Nun, zwei Kreuzfahrer, ein Ehepaar, Paul und Inge Koslow, die auf Kreuzfahrt mit der MS Fedor Dostojewskij von Montreal nach Genua waren. Zwischen New York und den Bermudas hat es sie erwischt. Und zwar so, daß sie gar nicht sagen konnten, wann die Nächte anfingen und wann sie aufhörten. So ganz zu Ende in den Gedanken der beiden sind sie immer noch nicht. Aber lassen wir sie der Reihe nach erzählen.

 

                                               Hurrikan-Nächte sind lang.

 

Freitag, 8. September 1995, 13.00 Uhr.

Mittags ließen sie New York hinter sich, sie standen auf dem obersten Schiffsdeck und bewunderten zum vorläufig letzten Mal die berühmte Skyline von Manhattan. Plötzlich sagte Inge: "Guck mal, das ist komisch, die Matrosen auf dem Vorschiff holen alles ein. Das tun sie doch sonst nicht." Tatsächlich, alle die mannsarmdicken Taue, mit denen das Schiff am Pier festgemacht wurde, wurden ins Innere des Schiffes geschleppt. Na ja, dachte Paul, wir sind ja erst übermorgen auf den Bermudas, vielleicht will der Kapitän in der Zwischenzeit klar Schiff haben. Oder er wußte schon zu diesem Zeitpunkt, daß ein Sturm im Anzug war, das dachte er hinterher.

 

                                               Hurrikan-Nächte sind lang.

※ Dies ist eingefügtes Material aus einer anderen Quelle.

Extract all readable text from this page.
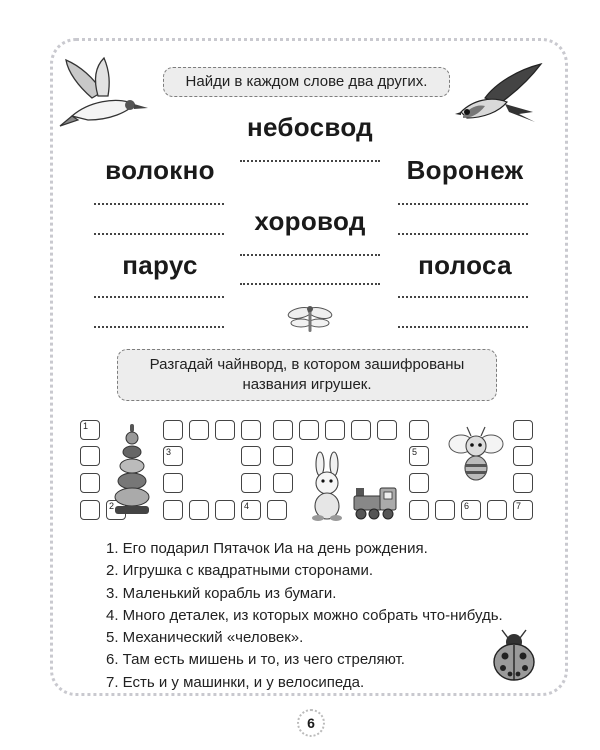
Найди в каждом слове два других.
небосвод
волокно	Воронеж
хоровод
парус	полоса
Разгадай чайнворд, в котором зашифрованы
названия игрушек.
1
2
3
4
5
6	7
1. Его подарил Пятачок Иа на день рождения.
2. Игрушка с квадратными сторонами.
3. Маленький корабль из бумаги.
4. Много деталек, из которых можно собрать что-нибудь.
5. Механический «человек».
6. Там есть мишень и то, из чего стреляют.
7. Есть и у машинки, и у велосипеда.
6
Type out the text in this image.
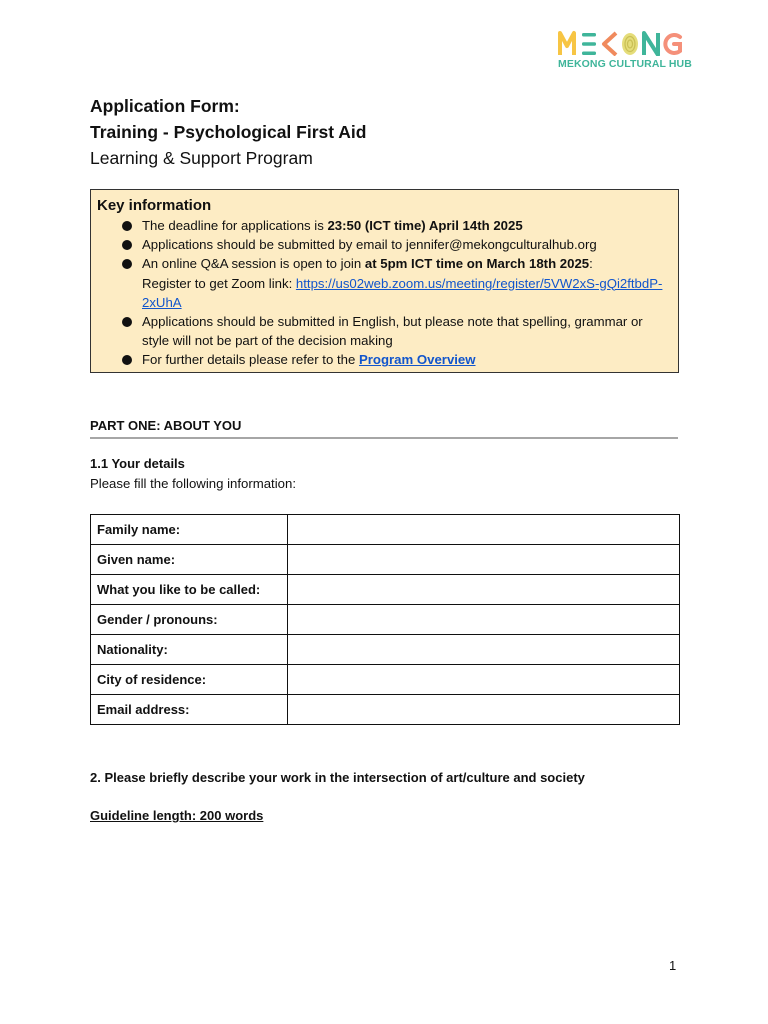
MEKONG CULTURAL HUB
Application Form:
Training - Psychological First Aid
Learning & Support Program
Key information
The deadline for applications is 23:50 (ICT time) April 14th 2025
Applications should be submitted by email to jennifer@mekongculturalhub.org
An online Q&A session is open to join at 5pm ICT time on March 18th 2025:
Register to get Zoom link: https://us02web.zoom.us/meeting/register/5VW2xS-gQi2ftbdP-2xUhA
Applications should be submitted in English, but please note that spelling, grammar or style will not be part of the decision making
For further details please refer to the Program Overview
PART ONE: ABOUT YOU
1.1 Your details
Please fill the following information:
Family name:	
Given name:	
What you like to be called:	
Gender / pronouns:	
Nationality:	
City of residence:	
Email address:	
2. Please briefly describe your work in the intersection of art/culture and society
Guideline length: 200 words
1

                                               erst fangen sie ganz langsam an.

 

Samstag, 9. September 1995, 17,00 Uhr.

Um 16.00 Uhr war stets Tee im Bolschoi-Salon angesagt. Die Koslows nahmen auch diesmal an dieser Zeremonie teil. Die See war etwas kabbelig, der Boden des Bolschoi-Salons, der im Vorschiff gelegen war, bewegte sich mit der Dünung des Atlantiks. Typisch Seewetter, dachten Koslows. Um 17.00 Uhr kam die Positionsdurchsage der Reiseleitung mit dem ersten Hinweis auf einen Sturm: "Die Gäste werden gebeten, die Außendecks nicht mehr zu betreten, da es zu windig ist". Außerdem habe der Kapitän den Kurs nach Osten geändert, um einem Hurrikan, der vor ihnen lag, auszuweichen. Das war das erste Mal, das sie von einem Hurrikan in weiter Ferne hörten. Sein Name war Louis, wie sie später erfuhren. Das Logbuch, das am Schluß der Reise verteilt wurde, verzeichnete um diese Zeit eine Windstärke von 30 m/s = 108 km/h, die Seestärke (=Wellenhöhe) wurde mit 6 m gemessen, das Barometer stand bei 1000 Millibar.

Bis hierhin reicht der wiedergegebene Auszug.